= Red Cross data breach =

2022 cybersecurity incident

On 20 January 2022, the International Committee of the Red Cross made an appeal to hackers who had stolen private data, saying they would speak "directly and confidentially" to those responsible for the attack. The hackers had stolen private data on more than 515,000 vulnerable people from at least 60 Red Cross and Red Crescent societies. The data belonged to individuals whose information was stored as part of the Red Cross and Red Crescent Movement’s Restoring Family Links programme, which helps reconnect people separated by conflict, disaster, migration and other crises.

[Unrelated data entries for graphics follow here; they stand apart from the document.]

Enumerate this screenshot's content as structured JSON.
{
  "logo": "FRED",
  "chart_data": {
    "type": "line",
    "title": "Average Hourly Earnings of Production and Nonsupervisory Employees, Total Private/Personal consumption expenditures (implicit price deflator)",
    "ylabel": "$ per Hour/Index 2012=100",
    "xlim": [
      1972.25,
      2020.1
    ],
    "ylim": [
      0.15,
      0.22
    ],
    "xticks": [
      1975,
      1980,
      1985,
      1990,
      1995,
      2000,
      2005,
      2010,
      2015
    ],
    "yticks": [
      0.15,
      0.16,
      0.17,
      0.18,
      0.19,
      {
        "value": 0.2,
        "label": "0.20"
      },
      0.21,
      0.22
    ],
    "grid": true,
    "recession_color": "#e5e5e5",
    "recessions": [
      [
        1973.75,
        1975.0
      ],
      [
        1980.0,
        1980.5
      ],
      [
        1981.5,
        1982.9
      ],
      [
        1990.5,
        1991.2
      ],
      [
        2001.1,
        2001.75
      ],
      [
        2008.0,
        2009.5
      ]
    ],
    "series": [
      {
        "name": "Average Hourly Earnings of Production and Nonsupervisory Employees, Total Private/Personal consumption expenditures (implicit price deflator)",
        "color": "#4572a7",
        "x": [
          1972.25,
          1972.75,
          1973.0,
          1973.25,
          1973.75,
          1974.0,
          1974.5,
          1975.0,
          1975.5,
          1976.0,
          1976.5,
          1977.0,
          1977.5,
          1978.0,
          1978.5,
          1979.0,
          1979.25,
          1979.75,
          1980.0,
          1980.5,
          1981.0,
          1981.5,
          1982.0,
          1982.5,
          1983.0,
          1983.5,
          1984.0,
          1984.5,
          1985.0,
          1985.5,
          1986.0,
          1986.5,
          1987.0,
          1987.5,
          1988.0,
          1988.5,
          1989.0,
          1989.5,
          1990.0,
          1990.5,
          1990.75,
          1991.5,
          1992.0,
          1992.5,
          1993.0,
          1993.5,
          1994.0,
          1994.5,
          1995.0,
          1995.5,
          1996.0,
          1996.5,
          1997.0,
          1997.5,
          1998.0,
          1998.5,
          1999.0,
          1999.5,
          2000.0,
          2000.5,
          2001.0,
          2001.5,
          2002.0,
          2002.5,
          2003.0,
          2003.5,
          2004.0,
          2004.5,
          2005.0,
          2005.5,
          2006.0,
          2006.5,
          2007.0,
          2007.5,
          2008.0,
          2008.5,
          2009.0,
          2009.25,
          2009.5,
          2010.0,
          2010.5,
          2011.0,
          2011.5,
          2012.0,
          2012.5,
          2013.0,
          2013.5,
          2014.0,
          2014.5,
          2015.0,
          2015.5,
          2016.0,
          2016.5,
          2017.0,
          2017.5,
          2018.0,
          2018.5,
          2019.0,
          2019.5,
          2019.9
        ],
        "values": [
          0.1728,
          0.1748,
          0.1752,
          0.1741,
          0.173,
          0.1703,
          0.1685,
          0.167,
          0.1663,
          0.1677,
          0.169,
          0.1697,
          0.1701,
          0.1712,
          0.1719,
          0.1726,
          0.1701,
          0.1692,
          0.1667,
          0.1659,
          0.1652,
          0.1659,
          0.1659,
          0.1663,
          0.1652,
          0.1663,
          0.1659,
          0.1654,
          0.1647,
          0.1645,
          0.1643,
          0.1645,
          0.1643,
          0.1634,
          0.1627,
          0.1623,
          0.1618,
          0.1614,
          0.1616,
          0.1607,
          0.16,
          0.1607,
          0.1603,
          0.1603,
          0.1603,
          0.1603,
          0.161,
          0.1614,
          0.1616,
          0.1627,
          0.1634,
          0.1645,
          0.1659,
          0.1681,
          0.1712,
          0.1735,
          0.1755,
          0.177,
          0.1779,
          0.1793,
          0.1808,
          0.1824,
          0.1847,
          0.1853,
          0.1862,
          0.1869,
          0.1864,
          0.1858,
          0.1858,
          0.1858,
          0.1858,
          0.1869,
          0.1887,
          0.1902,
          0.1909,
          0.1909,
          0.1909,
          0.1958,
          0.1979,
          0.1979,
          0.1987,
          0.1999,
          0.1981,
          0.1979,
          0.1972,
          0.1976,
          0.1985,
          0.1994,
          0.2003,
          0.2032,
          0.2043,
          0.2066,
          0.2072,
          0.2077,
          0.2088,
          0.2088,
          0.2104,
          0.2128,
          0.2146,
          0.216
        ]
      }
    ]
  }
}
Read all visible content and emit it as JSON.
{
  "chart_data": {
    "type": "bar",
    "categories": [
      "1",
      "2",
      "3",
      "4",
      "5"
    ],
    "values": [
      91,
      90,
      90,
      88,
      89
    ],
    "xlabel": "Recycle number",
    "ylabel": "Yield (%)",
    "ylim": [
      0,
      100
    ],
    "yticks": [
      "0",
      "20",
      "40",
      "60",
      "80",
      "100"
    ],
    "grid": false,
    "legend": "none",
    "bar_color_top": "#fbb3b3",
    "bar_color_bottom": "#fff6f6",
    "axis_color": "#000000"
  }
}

So far there is no proof that the data has been leaked, but the ICRC said that their gravest concern was the risk posed by exposing the data.

The attackers targeted servers used by the ICRC (initially thought to be hosted by a third‑party contractor) and accessed sensitive personal data, including names, contact details, locations, and other identifying information. The attack was aimed at a Swiss contractor that stored the data.

The perpetrators have not been identified. The ICRC described the attack as "highly sophisticated" and comparable in profile to state‑sponsored operations, although no direct attribution has been established. They said the breach occurred through an unpatched critical vulnerability in authentication software, which allowed the attackers to compromise administrator credentials and move within ICRC systems to exfiltrate data.

==Impact==
The ICRC has suspended access to compromised computer systems which are part of the Restoring Family Links programme, which was targeted in the attack. A spokesman said "We will do our utmost to ensure some business continuity and a resumption of services as soon as possible".